The victims who spoke with CNBC expressed their frustration with the Securities Exchange Commission (SEC), which failed to detect the fraud despite numerous warnings.

They are also angry with the Securities Investor Protection Corporation (SIPC), a government backed agency set up to provide up to $500,000 per account for investors of failed brokerage funds, and SIPC trustee Irving Picard. They allege both have been slow to help many victims who found themselves penniless.

Charged with distributing recovered Madoff funds to the victims, as of June 25th, Picard had received 13,041 claims on Madoff accounts and has denied more than 10,000 of those claims. The 2,145 claims allowed by Picard seek the return of $5.5 billion dollars. So far SIPC's covered $702.8 million of those claims or about 7.5% of the total allowed claims.

A March 31, 2010 report shows Picard has filed fourteen suits seeking to recover $14.8 billion from various feeder funds that funneled money from Madoff, Madoff family members and other parties.

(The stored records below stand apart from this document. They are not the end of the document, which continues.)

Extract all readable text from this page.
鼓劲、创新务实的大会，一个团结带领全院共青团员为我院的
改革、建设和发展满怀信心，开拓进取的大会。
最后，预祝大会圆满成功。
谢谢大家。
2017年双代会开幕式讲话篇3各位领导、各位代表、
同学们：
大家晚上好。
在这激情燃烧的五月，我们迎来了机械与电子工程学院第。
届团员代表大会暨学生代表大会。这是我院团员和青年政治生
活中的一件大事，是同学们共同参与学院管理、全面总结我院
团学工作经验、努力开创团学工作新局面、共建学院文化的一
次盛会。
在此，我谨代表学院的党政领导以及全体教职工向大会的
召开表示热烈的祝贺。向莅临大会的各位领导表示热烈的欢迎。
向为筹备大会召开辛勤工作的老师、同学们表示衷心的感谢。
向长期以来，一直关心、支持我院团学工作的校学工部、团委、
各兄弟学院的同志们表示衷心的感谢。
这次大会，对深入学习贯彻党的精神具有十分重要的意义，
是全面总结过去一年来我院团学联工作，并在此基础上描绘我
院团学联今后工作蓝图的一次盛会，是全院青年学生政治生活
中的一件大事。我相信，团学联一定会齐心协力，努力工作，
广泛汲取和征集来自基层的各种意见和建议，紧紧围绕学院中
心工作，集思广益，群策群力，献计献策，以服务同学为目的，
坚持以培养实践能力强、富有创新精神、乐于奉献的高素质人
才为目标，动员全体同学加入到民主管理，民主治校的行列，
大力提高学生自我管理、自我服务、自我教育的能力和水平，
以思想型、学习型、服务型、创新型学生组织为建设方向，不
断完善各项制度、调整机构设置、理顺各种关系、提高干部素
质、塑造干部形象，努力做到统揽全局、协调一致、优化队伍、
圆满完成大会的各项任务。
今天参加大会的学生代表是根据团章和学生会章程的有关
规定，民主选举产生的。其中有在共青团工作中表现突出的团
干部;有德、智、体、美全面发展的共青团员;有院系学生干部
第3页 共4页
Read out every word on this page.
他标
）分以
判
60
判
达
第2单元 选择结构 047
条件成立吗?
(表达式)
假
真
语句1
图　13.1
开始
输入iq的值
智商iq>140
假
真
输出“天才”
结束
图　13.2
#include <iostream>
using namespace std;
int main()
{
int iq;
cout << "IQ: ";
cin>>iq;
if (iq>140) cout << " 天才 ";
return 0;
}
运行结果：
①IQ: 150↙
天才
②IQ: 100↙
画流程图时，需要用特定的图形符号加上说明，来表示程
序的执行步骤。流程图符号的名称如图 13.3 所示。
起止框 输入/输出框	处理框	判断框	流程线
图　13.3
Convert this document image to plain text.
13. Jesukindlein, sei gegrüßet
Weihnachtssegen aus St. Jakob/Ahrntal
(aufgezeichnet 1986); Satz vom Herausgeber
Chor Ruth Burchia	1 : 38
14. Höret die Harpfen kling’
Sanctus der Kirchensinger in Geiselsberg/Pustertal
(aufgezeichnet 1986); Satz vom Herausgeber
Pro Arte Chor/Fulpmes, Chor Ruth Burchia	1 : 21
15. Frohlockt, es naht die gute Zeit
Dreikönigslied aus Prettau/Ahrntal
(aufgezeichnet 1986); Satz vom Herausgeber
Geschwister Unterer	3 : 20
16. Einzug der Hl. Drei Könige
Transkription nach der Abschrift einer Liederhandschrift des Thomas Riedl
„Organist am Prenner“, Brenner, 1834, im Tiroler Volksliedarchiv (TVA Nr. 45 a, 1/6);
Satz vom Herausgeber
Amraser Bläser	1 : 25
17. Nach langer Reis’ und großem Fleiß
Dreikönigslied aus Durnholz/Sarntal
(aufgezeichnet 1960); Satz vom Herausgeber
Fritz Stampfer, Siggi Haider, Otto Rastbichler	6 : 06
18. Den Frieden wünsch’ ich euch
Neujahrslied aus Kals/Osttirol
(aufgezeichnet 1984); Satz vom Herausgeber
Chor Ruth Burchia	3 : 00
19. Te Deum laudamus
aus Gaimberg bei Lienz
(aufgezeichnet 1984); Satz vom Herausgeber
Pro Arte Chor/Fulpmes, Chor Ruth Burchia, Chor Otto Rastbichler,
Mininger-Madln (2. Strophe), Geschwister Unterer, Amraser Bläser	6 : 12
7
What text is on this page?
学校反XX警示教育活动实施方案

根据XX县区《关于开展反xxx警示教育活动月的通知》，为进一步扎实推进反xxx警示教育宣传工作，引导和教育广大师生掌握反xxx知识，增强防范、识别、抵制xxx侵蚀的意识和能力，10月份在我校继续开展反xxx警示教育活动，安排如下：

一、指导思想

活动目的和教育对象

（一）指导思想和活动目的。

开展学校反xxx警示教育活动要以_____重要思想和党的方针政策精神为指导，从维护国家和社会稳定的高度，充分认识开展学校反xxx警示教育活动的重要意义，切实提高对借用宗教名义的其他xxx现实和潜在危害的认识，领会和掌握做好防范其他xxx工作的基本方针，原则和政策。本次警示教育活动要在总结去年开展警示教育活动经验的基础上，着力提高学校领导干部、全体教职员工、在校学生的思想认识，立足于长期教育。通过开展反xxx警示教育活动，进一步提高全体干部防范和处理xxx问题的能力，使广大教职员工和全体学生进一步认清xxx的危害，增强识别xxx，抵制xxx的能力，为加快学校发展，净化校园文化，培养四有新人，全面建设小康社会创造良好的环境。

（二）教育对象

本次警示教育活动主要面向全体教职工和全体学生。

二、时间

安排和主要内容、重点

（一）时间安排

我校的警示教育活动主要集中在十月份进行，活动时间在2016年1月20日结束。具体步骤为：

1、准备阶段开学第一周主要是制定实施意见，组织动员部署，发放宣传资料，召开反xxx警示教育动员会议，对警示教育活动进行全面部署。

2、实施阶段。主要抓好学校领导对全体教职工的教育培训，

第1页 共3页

So far, Picard's efforts have netted $1.5 billion in funds to be distributed to the victims.

Still, some like Murray have not received any money in the last 18 months, and Murray says that the greatest frustration he's felt has come with working with Picard who told him a year after he filed his claim, he was denied SIPC insurance.

Picard declined comment for this story.

Along with SIPC and the SEC, DeVita claims state and the federal government have been dragging their feet returning taxes paid by victims on false profits.

"We are attempting to recover taxes paid on that from both the state and local governments. Both of those institutions have collected taxes for decades that were collected as a result of a crime," DeVita said. "Its almost impossible to perform any kind of restitutions based on those falsified 1099s."

The IRSdeclined comment on individual Madoff cases and did not respond to questions asking how much, if any money, it's returned to Madoff victims.

The investigation into the history's biggest Ponzi scheme continues more than a year and a half after Madoff confessed to the crime in New York City. Recently, federal prosecutors in New York City filed civil lawsuits against two Madoff aides Annette Bongiorno and JoAnn Crupi.

The suits allege both women "knowingly perpetuated" the decades long scheme and seeks to recover a combined $5 million in assets from them.

Madoff's former CFO Frank DiPascali was recently released on bail, pending his sentencing. Considered Madoff's right hand man, DiPascali's been in custody since August of 2009 after pleading guilty to ten counts including securities fraud and money laundering.